ISLAMABAD-- (AP) - Pakistan Sunday urged its uneasy neighbor India to announce a permanent end to hostilities with Kashmiri secessionists on its territory.


Pakistan's Foreign Minister Abdul Sattar called for a complete halt to Indian military operations in Indian Kashmir, where pro-Pakistan militants are waging a bitter and violent secessionist uprising.


"We want India to terminate all use of force, violence, human rights violations and its repression on Kashmiris," he told a news conference in the federal capital of Islamabad.


"It will help to reduce violence in Kashmir and lead to easing of tension between Pakistan and India," said Sattar as Pakistan prepares to celebrate a nationwide solidarity day Monday with those Kashmiris, who are fighting to end Indian rule in the disputed Himalayan region.

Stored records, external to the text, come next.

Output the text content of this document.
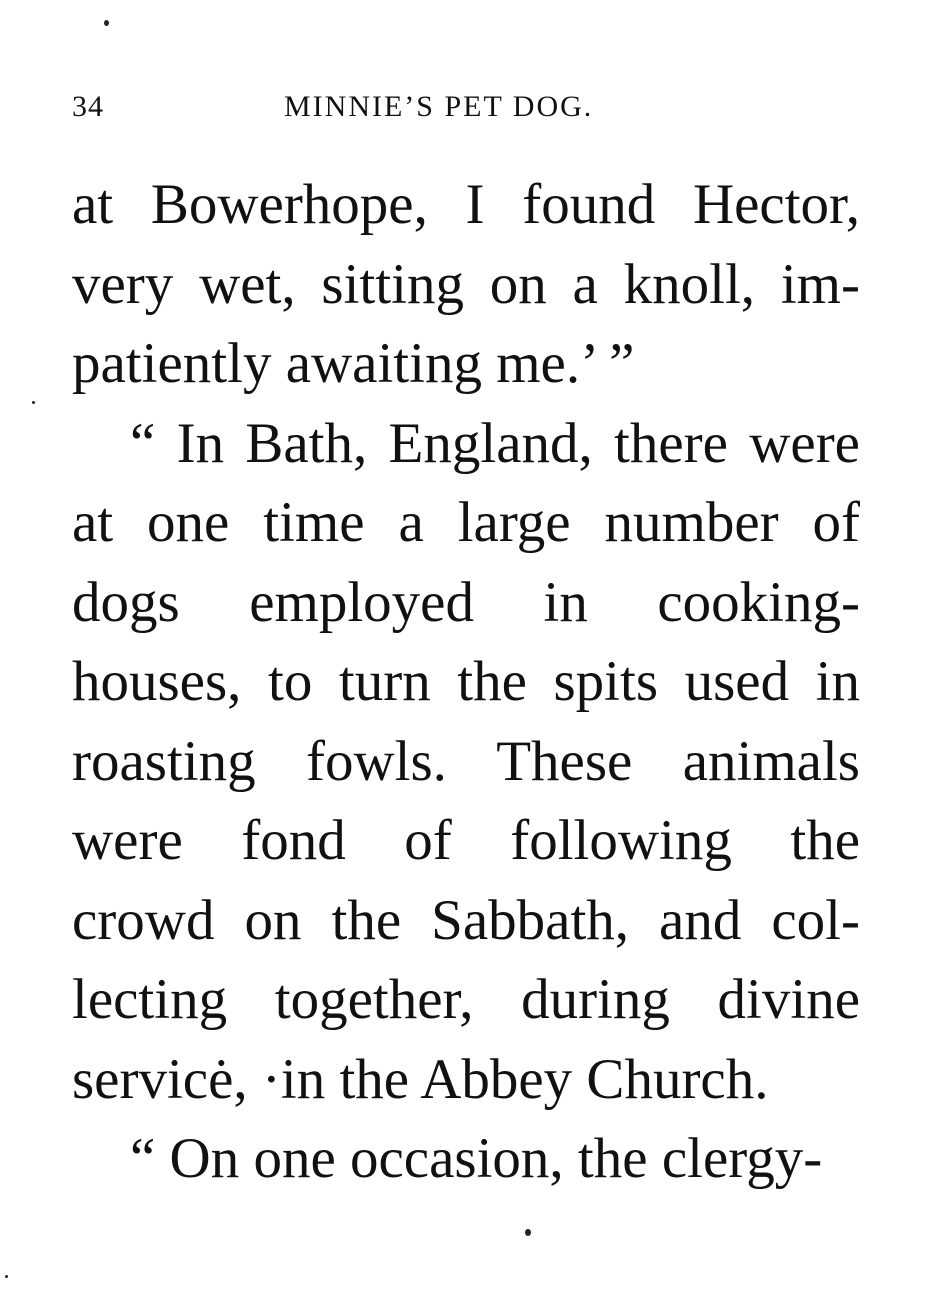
34	MINNIE’S PET DOG.
at Bowerhope, I found Hector,
very wet, sitting on a knoll, im-
patiently awaiting me.’ ”
“ In Bath, England, there were
at one time a large number of
dogs employed in cooking-
houses, to turn the spits used in
roasting fowls. These animals
were fond of following the
crowd on the Sabbath, and col-
lecting together, during divine
servicė, ·in the Abbey Church.
“ On one occasion, the clergy-
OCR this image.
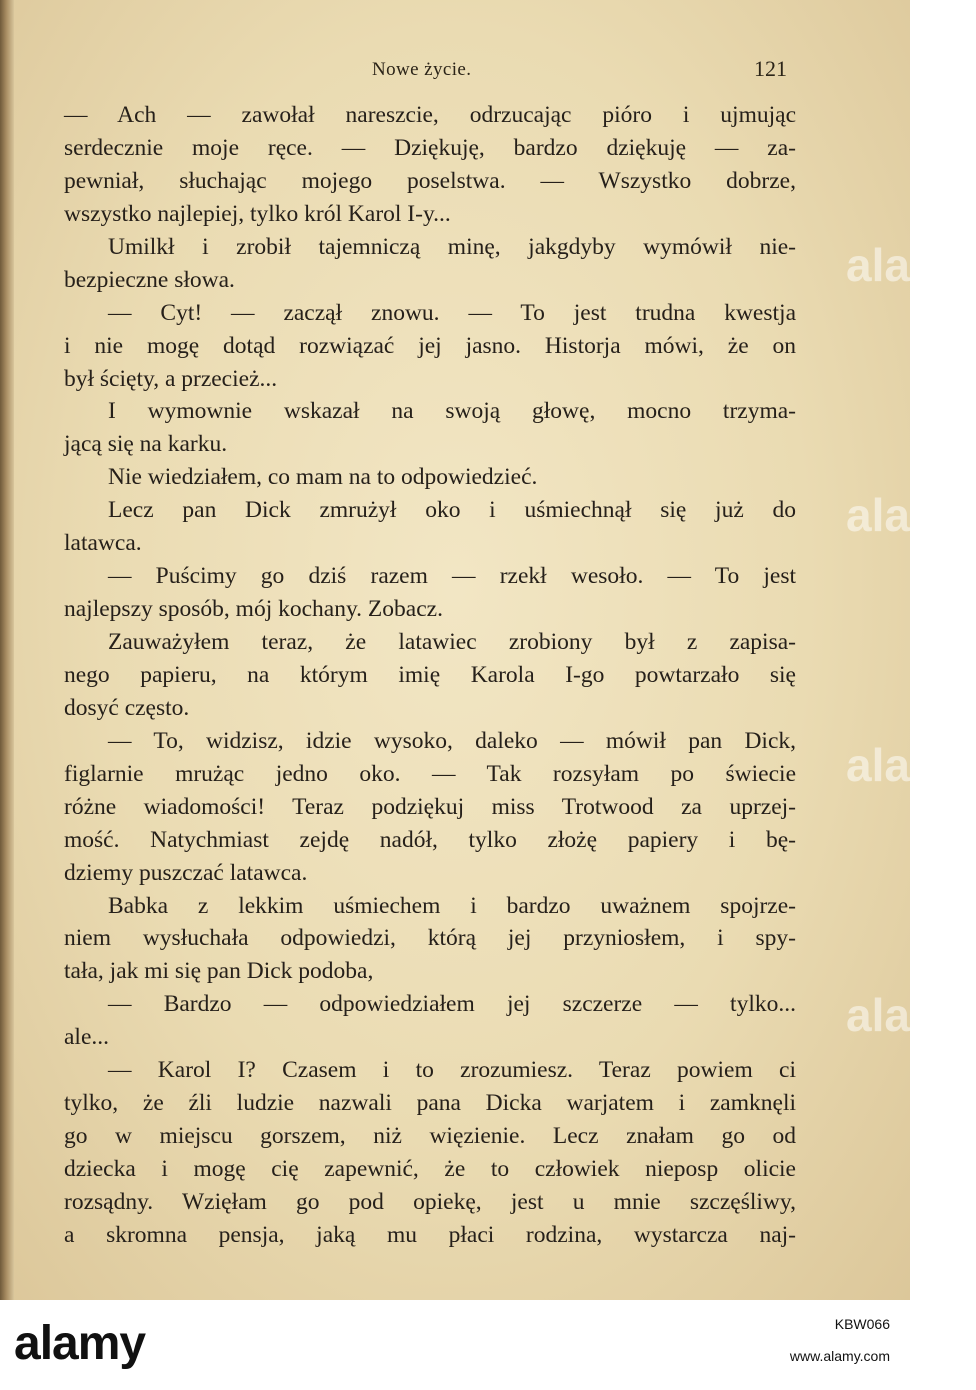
Nowe życie.	121
— Ach — zawołał nareszcie, odrzucając pióro i ujmując
serdecznie moje ręce. — Dziękuję, bardzo dziękuję — za-
pewniał, słuchając mojego poselstwa. — Wszystko dobrze,
wszystko najlepiej, tylko król Karol I-y...
Umilkł i zrobił tajemniczą minę, jakgdyby wymówił nie-
bezpieczne słowa.
— Cyt! — zaczął znowu. — To jest trudna kwestja
i nie mogę dotąd rozwiązać jej jasno. Historja mówi, że on
był ścięty, a przecież...
I wymownie wskazał na swoją głowę, mocno trzyma-
jącą się na karku.
Nie wiedziałem, co mam na to odpowiedzieć.
Lecz pan Dick zmrużył oko i uśmiechnął się już do
latawca.
— Puścimy go dziś razem — rzekł wesoło. — To jest
najlepszy sposób, mój kochany. Zobacz.
Zauważyłem teraz, że latawiec zrobiony był z zapisa-
nego papieru, na którym imię Karola I-go powtarzało się
dosyć często.
— To, widzisz, idzie wysoko, daleko — mówił pan Dick,
figlarnie mrużąc jedno oko. — Tak rozsyłam po świecie
różne wiadomości! Teraz podziękuj miss Trotwood za uprzej-
mość. Natychmiast zejdę nadół, tylko złożę papiery i bę-
dziemy puszczać latawca.
Babka z lekkim uśmiechem i bardzo uważnem spojrze-
niem wysłuchała odpowiedzi, którą jej przyniosłem, i spy-
tała, jak mi się pan Dick podoba,
— Bardzo — odpowiedziałem jej szczerze — tylko...
ale...
— Karol I? Czasem i to zrozumiesz. Teraz powiem ci
tylko, że źli ludzie nazwali pana Dicka warjatem i zamknęli
go w miejscu gorszem, niż więzienie. Lecz znałam go od
dziecka i mogę cię zapewnić, że to człowiek nieposp olicie
rozsądny. Wzięłam go pod opiekę, jest u mnie szczęśliwy,
a skromna pensja, jaką mu płaci rodzina, wystarcza naj-
alamy
alamy
alamy
alamy
alamy	KBW066
www.alamy.com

Since 1989, Islamic guerrillas have been waging a bloody secessionist movement in Indian Kashmir for its merger with Islamic Pakistan or independence.


Last November, India announced a month-long unilateral ceasefire with militants in an attempt to end the violence in the troubled region. Since then Indian Prime Minister Atal Bihari Vajpayee has twice extended the ceasefire.


Pakistan welcomed the truces, while militants rejected them. Pakistan also announced a truce along its borders where Indian and Pakistani soldiers routinely trade gunfire.


While Pakistan wants a cease fire, it wants it to be permanent, said Sattar.


"We don't know what is gained by extending the ceasefire on a monthly basis," he said.


He called for Kashmiri peace talks involving Pakistan, India and the Kashmiri militants. India has refused talks that include Pakistan demanding Islamabad first put an end to cross border incursions by militants. Islamabad says its support is limited to moral and political help.


Kashmir, a former princely state, is divided between Pakistan and India, two nuclear neighbors who claim the territory in its entirety.


They two nations have twice gone to war over Kashmir. They fought a third war over East Pakistan, now called Bangladesh.


"We need to move on the track which will lead to elimination of violence and opening talks is the way to reduce militancy," he said.


Tensions have eased slightly between India and Pakistan, said Sattar with the prime ministers of the two countries speaking on telephone last week. This was their first contact since the army took power in Pakistan in October 1999 throwing out the civilian government here.